Important things to know about seasonal flu

Seasonal flu is a serious illness that causes approximately 200,000 hospitalizations and 36,000 deaths each year. Federal health authorities report that the 2019-2020 flu season could be the worst in decades.

The Centers for Disease Control and Prevention (CDC) recommends that all people 6 months of age and older get vaccinated against influenza. Washing your hands frequently, and coughing and sneezing into a tissue or inside your elbow, will also help you and others be healthy.

Remember that the flu and other flu-like illnesses can spread easily, especially to those whose immune system may be weakened by another medical condition. That’s why we ask hospital staff and visitors to pay close attention to protect the health of those around them. “

Sharon Wright, MD, MPH, senior medical director of infection control / hospital epidemiology at BIDMC

If you experience flu-like symptoms and plan to visit a loved one in the hospital, consider delaying your visit until you feel better. If you are scheduled for an appointment or elective procedure, talk to your health care provider about whether it would be safe to reschedule.

“If you arrive at the medical center with flu-like symptoms, we ask that you obtain and wear a mask, available at all BIDMC entries,” says Wright. “And we thank you in advance for helping us fight the flu.”

Common flu symptoms

Influenza is a contagious respiratory viral infection that usually appears suddenly. Typical symptoms include:

Fever (100ºF or more)


Cough or sore throat

Other possible flu symptoms



Muscle pains

For advice about your medical care, consult your doctor.

How to prepare before getting sick

Get vaccinated!

It is not too late to get a flu shot. Given the normal duration of the flu season, vaccines are often offered until April 1. Read more about why the flu vaccine is the best defense against the virus.

Stock up on supplies

Having the right supplies at home is useful before someone gets sick. This includes:

  • A digital thermometer
  • Non-aspirin medications such as acetaminophen or ibuprofen
  • Liquids such as water, fruit juice, soups and sports drinks (read more about the health benefits of chicken noodle soup)
  • Alcohol and soap based hand sanitizer gel
  • Easy to digest foods (cookies, oatmeal, rice, etc.)
  • Cleaning supplies, such as household disinfectants, paper towels, garbage bags, etc.
  • The name and phone number of the family doctor.

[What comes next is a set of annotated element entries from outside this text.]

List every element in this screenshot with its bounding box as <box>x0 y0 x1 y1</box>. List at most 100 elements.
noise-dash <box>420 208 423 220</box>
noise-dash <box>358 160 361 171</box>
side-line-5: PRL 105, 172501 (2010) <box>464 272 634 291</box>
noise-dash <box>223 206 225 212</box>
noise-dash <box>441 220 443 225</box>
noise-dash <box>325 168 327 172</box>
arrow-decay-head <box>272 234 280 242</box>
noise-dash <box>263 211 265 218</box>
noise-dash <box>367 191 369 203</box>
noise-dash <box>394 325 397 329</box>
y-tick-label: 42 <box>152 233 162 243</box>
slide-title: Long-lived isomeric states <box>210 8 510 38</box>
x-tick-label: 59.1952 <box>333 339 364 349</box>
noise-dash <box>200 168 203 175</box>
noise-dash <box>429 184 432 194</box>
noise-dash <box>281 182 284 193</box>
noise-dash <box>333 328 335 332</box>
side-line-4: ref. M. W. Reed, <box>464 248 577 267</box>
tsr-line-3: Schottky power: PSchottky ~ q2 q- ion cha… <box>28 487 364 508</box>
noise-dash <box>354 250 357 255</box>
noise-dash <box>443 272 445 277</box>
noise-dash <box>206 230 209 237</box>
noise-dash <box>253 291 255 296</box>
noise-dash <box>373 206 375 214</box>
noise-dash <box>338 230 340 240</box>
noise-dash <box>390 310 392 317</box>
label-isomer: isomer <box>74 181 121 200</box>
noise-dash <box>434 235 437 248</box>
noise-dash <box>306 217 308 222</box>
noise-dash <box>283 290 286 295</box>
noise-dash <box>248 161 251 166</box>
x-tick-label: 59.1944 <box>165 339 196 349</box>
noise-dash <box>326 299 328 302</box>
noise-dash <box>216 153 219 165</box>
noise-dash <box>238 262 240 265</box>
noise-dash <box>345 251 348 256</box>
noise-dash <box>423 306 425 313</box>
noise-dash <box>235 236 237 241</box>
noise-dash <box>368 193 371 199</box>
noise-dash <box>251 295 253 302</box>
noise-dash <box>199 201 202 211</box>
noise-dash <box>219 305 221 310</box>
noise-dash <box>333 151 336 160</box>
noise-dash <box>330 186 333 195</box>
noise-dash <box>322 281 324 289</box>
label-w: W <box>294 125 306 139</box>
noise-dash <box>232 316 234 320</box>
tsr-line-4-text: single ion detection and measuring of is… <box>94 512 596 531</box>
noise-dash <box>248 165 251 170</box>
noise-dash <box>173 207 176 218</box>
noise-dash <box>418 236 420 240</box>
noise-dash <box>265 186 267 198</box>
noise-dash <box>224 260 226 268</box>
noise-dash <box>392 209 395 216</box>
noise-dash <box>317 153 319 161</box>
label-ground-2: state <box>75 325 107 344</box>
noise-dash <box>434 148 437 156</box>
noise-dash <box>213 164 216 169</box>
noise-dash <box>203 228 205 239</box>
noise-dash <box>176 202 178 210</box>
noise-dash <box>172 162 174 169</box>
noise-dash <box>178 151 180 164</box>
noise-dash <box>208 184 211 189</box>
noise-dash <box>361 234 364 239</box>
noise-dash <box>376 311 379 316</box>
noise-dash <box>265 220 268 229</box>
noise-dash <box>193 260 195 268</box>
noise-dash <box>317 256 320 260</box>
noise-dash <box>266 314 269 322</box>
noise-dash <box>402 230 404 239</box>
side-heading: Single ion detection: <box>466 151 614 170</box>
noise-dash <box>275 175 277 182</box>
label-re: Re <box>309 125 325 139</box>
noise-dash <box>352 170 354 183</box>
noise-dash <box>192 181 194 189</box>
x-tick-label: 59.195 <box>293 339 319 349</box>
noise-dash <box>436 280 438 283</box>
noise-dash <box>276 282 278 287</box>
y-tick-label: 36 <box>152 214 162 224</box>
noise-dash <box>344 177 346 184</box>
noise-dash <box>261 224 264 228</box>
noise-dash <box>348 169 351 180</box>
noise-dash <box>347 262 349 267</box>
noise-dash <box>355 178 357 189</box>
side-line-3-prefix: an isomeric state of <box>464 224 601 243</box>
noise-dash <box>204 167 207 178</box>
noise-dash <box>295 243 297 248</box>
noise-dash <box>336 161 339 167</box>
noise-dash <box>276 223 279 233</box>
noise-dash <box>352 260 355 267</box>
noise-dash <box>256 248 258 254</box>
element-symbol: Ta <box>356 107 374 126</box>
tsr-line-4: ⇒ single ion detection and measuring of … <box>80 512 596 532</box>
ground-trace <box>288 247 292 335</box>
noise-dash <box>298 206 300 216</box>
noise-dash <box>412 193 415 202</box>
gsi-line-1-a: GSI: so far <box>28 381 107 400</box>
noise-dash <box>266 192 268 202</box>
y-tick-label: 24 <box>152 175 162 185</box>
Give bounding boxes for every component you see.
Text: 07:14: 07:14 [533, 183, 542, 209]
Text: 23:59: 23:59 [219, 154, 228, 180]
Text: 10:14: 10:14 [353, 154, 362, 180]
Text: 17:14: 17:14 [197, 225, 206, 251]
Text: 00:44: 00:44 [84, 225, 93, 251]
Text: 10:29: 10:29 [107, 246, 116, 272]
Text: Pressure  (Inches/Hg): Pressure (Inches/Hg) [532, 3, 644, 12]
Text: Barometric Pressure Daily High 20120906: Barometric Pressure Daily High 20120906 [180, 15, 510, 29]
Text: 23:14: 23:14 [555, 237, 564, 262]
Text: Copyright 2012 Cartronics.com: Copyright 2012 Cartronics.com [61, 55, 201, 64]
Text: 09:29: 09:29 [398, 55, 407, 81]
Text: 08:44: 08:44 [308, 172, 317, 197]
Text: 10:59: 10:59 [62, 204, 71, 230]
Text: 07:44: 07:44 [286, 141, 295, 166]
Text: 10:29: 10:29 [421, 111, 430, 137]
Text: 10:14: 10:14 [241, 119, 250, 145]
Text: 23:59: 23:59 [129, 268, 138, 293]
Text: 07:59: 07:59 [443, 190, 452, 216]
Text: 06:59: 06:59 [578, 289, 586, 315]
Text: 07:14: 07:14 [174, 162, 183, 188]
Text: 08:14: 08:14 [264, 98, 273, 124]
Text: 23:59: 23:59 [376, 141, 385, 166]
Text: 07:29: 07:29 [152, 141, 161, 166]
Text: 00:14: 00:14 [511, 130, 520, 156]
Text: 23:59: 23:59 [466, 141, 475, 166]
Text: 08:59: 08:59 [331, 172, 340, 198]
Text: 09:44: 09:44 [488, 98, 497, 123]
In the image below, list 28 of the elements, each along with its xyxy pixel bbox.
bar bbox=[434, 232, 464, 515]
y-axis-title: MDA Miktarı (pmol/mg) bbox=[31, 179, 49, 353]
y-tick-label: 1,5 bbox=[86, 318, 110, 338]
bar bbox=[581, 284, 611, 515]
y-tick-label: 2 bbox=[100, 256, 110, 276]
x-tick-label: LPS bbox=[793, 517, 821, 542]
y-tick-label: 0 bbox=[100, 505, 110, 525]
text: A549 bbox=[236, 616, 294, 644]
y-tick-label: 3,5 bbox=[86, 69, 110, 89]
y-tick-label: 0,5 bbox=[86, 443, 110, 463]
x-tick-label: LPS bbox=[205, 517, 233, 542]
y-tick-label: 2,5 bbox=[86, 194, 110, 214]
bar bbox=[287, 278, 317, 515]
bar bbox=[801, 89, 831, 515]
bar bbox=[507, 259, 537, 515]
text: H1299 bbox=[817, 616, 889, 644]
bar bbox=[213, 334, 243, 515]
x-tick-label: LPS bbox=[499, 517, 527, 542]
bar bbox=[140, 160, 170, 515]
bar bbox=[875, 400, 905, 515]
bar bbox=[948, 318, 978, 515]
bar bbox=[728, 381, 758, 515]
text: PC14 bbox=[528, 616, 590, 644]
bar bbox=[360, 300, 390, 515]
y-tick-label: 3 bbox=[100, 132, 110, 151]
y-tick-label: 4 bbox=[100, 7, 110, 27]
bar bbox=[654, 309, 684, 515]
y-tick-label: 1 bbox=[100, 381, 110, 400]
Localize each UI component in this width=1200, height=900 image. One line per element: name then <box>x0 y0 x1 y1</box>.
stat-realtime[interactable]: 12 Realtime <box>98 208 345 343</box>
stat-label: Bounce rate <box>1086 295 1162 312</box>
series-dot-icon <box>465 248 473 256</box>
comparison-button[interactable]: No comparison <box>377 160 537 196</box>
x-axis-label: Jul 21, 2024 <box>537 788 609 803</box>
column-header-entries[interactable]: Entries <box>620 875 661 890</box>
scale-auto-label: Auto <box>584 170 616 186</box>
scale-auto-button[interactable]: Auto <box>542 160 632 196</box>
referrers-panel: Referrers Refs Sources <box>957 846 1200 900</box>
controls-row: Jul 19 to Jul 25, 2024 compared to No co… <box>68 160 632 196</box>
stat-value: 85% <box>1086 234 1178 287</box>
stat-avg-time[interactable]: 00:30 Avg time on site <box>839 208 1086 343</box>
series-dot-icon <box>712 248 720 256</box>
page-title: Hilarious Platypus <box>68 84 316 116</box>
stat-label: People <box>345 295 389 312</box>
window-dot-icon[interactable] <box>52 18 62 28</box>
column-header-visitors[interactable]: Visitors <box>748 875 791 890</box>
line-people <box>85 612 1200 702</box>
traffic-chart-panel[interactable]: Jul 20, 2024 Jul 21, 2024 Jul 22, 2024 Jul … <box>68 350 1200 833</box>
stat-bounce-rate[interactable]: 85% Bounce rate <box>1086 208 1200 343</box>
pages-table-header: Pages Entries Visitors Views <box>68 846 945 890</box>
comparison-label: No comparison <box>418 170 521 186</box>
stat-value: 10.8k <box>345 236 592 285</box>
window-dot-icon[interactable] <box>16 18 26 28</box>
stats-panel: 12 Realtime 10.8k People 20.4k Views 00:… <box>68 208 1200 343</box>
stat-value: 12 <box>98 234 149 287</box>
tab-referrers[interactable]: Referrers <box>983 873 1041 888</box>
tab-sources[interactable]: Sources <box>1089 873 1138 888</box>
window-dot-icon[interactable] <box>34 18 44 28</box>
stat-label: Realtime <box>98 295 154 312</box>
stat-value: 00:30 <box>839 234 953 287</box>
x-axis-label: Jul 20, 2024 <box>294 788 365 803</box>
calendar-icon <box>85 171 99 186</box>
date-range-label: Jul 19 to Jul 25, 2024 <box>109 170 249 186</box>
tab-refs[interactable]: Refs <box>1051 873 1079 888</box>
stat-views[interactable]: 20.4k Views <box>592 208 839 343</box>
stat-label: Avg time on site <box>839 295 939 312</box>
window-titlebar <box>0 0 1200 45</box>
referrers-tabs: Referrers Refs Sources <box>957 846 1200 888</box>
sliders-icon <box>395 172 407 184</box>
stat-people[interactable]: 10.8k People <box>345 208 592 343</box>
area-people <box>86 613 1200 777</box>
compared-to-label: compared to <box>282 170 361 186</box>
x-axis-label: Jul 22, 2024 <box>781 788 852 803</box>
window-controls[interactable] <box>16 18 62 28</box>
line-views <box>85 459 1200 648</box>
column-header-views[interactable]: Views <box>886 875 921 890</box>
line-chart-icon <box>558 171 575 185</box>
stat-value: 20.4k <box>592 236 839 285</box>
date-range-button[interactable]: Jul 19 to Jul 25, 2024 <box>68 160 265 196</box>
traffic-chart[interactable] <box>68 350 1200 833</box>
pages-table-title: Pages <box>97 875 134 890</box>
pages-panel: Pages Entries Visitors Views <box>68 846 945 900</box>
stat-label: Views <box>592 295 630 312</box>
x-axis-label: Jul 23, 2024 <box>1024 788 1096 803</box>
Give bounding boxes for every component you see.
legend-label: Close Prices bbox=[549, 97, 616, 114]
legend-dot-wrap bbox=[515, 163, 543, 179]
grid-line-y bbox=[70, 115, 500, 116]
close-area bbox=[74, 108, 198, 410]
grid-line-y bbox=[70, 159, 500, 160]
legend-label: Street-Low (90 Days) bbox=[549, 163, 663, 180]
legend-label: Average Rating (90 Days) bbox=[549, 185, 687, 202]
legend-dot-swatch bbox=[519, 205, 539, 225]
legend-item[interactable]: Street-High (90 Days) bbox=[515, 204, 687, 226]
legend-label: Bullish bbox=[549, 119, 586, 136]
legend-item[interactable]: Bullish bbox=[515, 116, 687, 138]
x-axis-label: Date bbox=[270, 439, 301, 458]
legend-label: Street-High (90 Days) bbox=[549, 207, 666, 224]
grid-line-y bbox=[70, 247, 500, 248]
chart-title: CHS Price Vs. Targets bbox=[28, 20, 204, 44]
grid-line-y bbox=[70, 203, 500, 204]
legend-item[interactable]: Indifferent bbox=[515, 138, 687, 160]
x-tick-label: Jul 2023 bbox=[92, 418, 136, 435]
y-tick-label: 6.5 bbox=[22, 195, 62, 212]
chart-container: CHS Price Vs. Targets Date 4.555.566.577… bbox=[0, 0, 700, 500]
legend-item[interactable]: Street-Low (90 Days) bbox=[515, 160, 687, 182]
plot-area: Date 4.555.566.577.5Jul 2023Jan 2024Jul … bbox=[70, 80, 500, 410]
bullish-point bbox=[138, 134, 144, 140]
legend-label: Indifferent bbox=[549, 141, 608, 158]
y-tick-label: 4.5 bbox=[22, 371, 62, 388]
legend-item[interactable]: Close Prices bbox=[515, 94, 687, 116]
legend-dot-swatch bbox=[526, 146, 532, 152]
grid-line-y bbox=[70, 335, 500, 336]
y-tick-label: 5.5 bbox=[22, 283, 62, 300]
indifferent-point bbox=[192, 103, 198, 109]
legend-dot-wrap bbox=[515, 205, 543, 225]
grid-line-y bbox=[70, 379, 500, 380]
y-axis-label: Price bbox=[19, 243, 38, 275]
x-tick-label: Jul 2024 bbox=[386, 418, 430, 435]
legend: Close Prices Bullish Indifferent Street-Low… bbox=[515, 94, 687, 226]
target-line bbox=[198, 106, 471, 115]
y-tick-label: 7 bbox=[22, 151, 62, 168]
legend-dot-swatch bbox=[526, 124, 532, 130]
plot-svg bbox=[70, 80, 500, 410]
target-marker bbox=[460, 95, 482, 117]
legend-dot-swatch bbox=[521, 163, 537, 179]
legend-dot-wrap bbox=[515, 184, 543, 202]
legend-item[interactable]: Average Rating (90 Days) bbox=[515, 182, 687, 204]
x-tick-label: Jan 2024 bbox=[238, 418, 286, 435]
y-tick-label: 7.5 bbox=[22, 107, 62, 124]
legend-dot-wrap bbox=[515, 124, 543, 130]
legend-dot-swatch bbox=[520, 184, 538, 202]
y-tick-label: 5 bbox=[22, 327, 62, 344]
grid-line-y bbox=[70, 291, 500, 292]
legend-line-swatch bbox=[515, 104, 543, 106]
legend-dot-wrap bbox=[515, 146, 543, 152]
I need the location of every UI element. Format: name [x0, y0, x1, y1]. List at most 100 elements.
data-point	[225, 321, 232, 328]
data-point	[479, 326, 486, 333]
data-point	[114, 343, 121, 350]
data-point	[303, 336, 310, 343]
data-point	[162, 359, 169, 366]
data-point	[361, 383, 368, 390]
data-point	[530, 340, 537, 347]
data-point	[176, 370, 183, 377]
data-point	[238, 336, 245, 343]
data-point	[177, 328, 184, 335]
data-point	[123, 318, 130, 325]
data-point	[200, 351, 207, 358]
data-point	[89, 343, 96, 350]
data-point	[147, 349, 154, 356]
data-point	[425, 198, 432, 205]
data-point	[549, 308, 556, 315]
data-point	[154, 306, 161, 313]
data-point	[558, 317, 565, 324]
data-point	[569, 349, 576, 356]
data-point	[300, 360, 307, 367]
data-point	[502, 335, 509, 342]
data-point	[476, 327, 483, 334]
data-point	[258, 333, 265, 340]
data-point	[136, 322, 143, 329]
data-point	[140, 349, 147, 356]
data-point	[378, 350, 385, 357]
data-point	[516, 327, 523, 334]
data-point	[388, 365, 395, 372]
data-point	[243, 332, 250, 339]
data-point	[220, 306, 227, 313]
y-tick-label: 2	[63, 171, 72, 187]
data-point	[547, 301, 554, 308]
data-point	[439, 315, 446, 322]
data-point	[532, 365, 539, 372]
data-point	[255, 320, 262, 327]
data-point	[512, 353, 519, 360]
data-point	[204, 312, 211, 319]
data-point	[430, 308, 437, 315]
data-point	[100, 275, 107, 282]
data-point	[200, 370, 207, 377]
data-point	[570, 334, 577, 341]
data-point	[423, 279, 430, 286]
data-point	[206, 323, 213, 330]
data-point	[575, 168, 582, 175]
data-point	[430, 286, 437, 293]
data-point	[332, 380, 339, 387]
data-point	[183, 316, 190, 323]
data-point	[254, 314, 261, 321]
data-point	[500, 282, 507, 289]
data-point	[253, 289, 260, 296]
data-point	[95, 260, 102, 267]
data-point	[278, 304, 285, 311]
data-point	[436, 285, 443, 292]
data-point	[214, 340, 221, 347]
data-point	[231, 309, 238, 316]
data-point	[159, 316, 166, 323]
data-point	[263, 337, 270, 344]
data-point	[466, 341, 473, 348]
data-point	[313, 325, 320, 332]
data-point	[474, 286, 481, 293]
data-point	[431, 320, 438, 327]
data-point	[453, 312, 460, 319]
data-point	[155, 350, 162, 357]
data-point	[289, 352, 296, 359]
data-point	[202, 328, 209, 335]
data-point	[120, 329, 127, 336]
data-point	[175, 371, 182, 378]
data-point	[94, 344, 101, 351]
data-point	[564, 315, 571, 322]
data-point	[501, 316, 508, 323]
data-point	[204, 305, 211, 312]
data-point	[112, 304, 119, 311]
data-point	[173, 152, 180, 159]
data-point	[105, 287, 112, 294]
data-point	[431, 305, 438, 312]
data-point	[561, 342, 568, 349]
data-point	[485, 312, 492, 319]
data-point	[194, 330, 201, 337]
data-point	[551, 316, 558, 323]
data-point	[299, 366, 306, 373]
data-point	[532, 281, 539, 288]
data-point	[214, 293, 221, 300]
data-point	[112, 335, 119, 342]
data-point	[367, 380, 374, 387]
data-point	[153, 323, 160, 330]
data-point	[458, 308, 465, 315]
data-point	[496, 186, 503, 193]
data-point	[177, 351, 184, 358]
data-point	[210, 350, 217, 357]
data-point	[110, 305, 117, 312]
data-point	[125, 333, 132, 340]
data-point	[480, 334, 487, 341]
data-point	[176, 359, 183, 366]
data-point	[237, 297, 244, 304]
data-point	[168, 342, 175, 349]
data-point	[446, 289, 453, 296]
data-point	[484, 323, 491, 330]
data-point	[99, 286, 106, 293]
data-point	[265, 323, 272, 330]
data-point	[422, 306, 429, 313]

How to care for someone with the flu

Take care of the fever

  • Administer appropriate anti-fever medications for the person’s age, after consulting a doctor, including acetaminophen, ibuprofen and aspirin.
  • Keep the room comfortably cool.
  • Make sure they are wearing light clothes.
  • Have them drink liquids, especially water.
  • Consider sponging them with warm water if they have a high fever.

When to call a doctor:

  • A person of any age has a fever for more than 3 days;
  • A person under 3 months has a fever of 100.4 degrees or more;
  • A person aged 3 to 5 months has a fever of 102 degrees or more.

Prevent dehydration

Dehydration can occur with low fluid intake, or with fever, diarrhea or vomiting. To prevent dehydration:

  • Drink plenty of fluids such as water, fruit or vegetable juices, soups and broths; Pedialyte for children.
  • Do not drink caffeine or alcohol.

Reduces body aches and fatigue

Body aches are also a common symptom of the flu. To help reduce body aches, headaches and tiredness, you may want to:

  • Give medications to lower fever. The same medication you give for fever will also help with other symptoms.
  • It helps to change their position in bed when they are awake.
  • Make sure there is silence and calm in the room so they can relax.

Help with a stuffy nose, sore throat and dry cough.

To help with a stuffy nose, sore throat and dry cough, you may want to:

  • Use a clean humidifier, cold steam or steam from a shower or hot bath.
  • Ask anyone who smokes not to smoke in the house.
  • Use breathing strips for people who have trouble breathing through their nose.
  • Use a saline spray or a saltwater rinse in the nose (only for older children and adults).
  • Make the sick person feel or keep their head elevated to help reduce congestion. Mattresses and crib beds can be raised slightly.
  • Gargle with salt water several times a day to help reduce a sore throat or cough. To make salt water, mix 1/2 teaspoon of salt in 8 ounces of water.

For advice about your medical care, consult your doctor.

When should you call a doctor?

If you are pregnant or have a health problem such as asthma, diabetes or heart disease, it is important that you call your doctor when the first symptoms of the flu appear. Your health condition may get worse with the flu.

Seek medical attention if someone …

  • He has a fever that lasts more than three days.
  • You have a fever or cough that goes away for 24 hours or more and then comes back.
  • You have a fever with a stiff neck, very bad headache, severe sore throat, an earache or a rash.
  • You have less urine or dark urine.
  • You have green, brown, or bloody mucus that appears when you cough.
  • You have severe vomiting or vomiting for a long time.
  • He is very picky or sleepy (babies and children).
  • You have other unusual symptoms or concerns.
  • It hasn’t improved after a week.